Dopamine Nation: Finding Balance in the Age of Indulgence: Dr. Anna Lembke

  • The Next Big Idea - DOPAMINE NATION: Why the Modern World Puts Us All at Risk for Addiction
    In “Dopamine Nation: Finding Balance in the Age of Indulgence,” Dr. Anna Lembke says today’s superabundance of pleasurable stimuli makes us all vulnerable to…
    podcasts.google.com


    Podcast episode from The Next Big Idea directly pertinent to discussions on this forum.


    I'm more and more coming to the idea that homeostasis or "the hedonic set-point" *is* ataraxia and aponia, and that was one of Epicurus's innovations to see that homeostasis is a kind of pleasure and not just some neutral state between pleasure and pain.


    Listen and share your thoughts.

  • I think Elayne gives a good answer in her article ‘On Pain, Pleasure, and Happiness’.

    Humans are not inherently insatiable.

  • I listened to half of "Dopamine Nation". When asked if addictions can ever be beneficial, she says she uses a different label, such a passion. She also says that you know something is an addiction if the rest of the world turns pale in comparison, and you have too narrow of a focus on one behavior. It becomes maladaptive and you have to increase your activity more and more in order to get the same feelings of pleasure.

  • I think it is important to seek enjoyment from a wide assortment of activities and people, so that you don't become dependent on any one thing or any one person. Happiness doesn't come from any one thing, but from many things.

  • I haven't yet made it very far into the podcast, but after around minute 23 or so she gave what to me could be a good description of vain or unnecessary desires. Isn't this, after all, what addictions and insatiability are?

  • I don't remember that part (and it doesn't look like I can fast forward to that point).


    Possibly addictions are used to deal with the anxiety and stress that arises from chasing after vain and unnecessary desires. But most of "mainstream" modern life is an un-ending parade of the vain and unnecessary.

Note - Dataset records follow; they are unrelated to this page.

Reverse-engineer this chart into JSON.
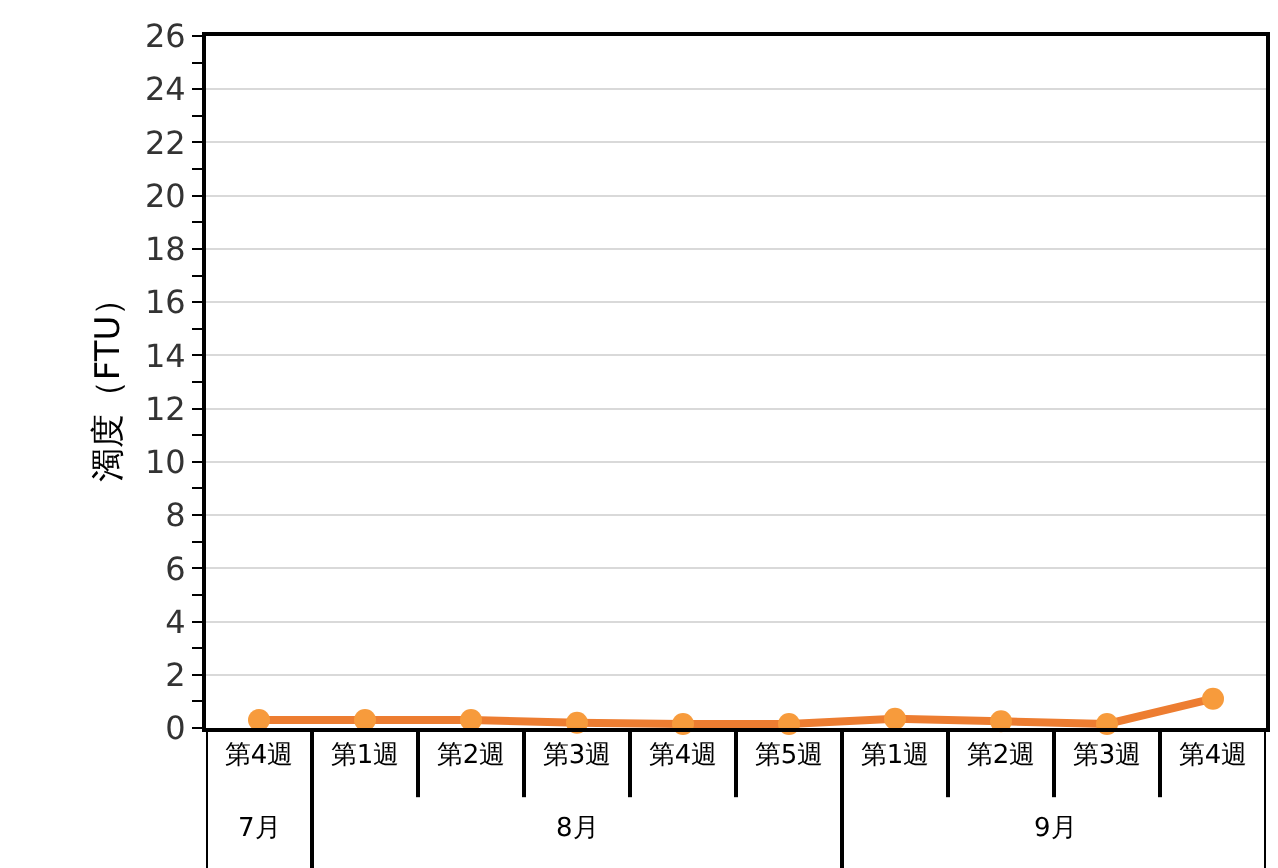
{
  "chart_data": {
    "type": "line",
    "ylabel": "濁度（FTU）",
    "categories": [
      "第4週",
      "第1週",
      "第2週",
      "第3週",
      "第4週",
      "第5週",
      "第1週",
      "第2週",
      "第3週",
      "第4週"
    ],
    "series": [
      {
        "color": "#ed7d31",
        "values": [
          0.3,
          0.3,
          0.3,
          0.2,
          0.15,
          0.15,
          0.35,
          0.25,
          0.15,
          1.1
        ]
      }
    ],
    "annotations": [
      "7月",
      "8月",
      "9月"
    ],
    "ylim": [
      0,
      26
    ],
    "yticks": [
      0,
      {
        "value": 1,
        "label": null
      },
      2,
      {
        "value": 3,
        "label": null
      },
      4,
      {
        "value": 5,
        "label": null
      },
      6,
      {
        "value": 7,
        "label": null
      },
      8,
      {
        "value": 9,
        "label": null
      },
      10,
      {
        "value": 11,
        "label": null
      },
      12,
      {
        "value": 13,
        "label": null
      },
      14,
      {
        "value": 15,
        "label": null
      },
      16,
      {
        "value": 17,
        "label": null
      },
      18,
      {
        "value": 19,
        "label": null
      },
      20,
      {
        "value": 21,
        "label": null
      },
      22,
      {
        "value": 23,
        "label": null
      },
      24,
      {
        "value": 25,
        "label": null
      },
      26
    ],
    "grid": "y",
    "marker": "circle",
    "line_style": "solid"
  }
}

  • Addicted to power, addicted to money, addicted to work, addicted to alcohol.... Power, money, work and alcohol aren't bad in themselves, nor are the desires to attain them to some degree. I think part of what she was saying in the podcast is that what is not addictive for some people can be addictive for other people. I would add to that this is where wisdom comes in: the ability to recognize your personal limits (there's that word again!). Knowing these limits can inform one as to what is vain/unnecessary for their own well being.

  • The latest episode of Lucretius Today (or use it "Torquatus" Today now ;) ) talked about this, from my perspective, with the discussion of the "love of money" for its own sake. If the acquisition of money is just to acquire more money (ie, you're not making money to work toward some achievable goal), there's no limit to that desire. You can never be satisfied with how much money you have.